LAYTON - City leaders have approved an agreement with three other communities to address potential ethics concerns against elected officials in their communities as well as top administrators in city government.
The city council voted unanimously Thursday to join Roy, Clearfield and Bountiful to create a municipal ethics commission in response to state legislative action in 2012 that allows for ethics cases to be handled by local governmental bodies or by a state ethics group.
The setup is expected to allow city attorneys from participating cities to form a panel to hear grievances from neighbors, while allowing the city attorney from the community where the grievance is filed to potentially defend the city official under review, City Attorney Gary Crane said.
The Clearfield city council has already voted to approve the interlocal agreement and councils in Roy and Bountiful are expected to consider the new ethics commission in the near future.
"I think this is a really good way to do it. It's kind of a model," Crane said. "It's a good way to go, with unbiased individuals outside the city looking at complaints that have been filed. It pretty much follows state law," Crane added.

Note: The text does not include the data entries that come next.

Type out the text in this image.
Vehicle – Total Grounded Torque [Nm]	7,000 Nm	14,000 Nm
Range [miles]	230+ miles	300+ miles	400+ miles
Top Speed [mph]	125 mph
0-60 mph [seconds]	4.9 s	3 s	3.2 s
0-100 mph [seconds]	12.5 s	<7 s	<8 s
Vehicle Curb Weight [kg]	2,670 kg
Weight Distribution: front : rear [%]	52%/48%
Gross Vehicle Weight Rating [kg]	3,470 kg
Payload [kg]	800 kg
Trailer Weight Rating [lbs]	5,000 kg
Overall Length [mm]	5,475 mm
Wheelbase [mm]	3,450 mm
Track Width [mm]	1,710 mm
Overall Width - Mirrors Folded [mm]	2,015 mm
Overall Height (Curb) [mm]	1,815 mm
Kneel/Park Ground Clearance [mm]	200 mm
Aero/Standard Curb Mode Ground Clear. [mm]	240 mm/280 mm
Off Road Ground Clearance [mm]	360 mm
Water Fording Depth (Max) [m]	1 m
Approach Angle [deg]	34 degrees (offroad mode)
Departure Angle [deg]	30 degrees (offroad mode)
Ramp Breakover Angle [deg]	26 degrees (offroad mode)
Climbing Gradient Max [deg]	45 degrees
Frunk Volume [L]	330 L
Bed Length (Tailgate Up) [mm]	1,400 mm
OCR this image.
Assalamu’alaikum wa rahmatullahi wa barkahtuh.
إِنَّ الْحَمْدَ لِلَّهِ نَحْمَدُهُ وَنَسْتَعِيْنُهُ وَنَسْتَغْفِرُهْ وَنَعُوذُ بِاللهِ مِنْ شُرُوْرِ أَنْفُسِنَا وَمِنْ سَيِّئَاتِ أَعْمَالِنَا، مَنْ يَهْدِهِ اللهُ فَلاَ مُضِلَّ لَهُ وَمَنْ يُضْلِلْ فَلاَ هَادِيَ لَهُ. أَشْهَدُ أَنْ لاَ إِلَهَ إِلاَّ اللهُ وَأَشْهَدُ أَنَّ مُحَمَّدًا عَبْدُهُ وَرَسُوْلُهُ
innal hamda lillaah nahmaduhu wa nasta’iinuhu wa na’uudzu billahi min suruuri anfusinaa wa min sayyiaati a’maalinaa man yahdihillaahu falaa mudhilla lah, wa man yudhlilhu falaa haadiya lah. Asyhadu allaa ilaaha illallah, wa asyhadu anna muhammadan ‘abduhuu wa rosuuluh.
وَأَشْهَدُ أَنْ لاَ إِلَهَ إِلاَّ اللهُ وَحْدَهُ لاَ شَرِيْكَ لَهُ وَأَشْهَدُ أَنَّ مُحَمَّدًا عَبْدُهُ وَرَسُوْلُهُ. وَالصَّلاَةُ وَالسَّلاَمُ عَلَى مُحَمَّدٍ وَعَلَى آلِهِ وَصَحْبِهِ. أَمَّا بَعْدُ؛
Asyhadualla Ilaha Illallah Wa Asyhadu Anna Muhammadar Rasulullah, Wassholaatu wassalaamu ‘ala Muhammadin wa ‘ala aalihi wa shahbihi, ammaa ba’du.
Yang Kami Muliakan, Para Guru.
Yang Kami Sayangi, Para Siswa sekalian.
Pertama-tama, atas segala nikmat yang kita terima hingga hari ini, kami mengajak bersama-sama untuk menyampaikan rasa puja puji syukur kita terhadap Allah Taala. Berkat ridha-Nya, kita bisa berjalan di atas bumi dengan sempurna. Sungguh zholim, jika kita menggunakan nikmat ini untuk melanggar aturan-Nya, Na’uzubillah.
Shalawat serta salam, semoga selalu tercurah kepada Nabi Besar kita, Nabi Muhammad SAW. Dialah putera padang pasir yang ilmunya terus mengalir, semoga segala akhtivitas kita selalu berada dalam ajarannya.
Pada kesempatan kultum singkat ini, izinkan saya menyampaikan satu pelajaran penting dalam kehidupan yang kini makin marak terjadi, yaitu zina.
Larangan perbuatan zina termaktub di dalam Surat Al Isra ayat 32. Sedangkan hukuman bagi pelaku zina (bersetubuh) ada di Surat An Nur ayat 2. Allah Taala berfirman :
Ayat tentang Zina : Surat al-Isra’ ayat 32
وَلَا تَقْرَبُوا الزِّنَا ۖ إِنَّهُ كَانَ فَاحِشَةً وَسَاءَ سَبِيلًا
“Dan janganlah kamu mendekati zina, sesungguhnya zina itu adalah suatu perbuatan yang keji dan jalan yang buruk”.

Crane said Ogden City has also expressed some interest in potentially joining the Top of Utah ethics commission.
Without the local group, ethics complaints against elected officials or city administrators would be heard by a state ethics group. He said the local group will lack the formality of the state commission, while following the same guidelines.
Any findings by the group commission would not be binding, because it would still be up to individual city governments to address the violation in the end, Crane said. The guidelines stipulate the group would not hear any criminal cases.
Each community will be required to file a report on the number of cases filed at the end of each year, Crane said.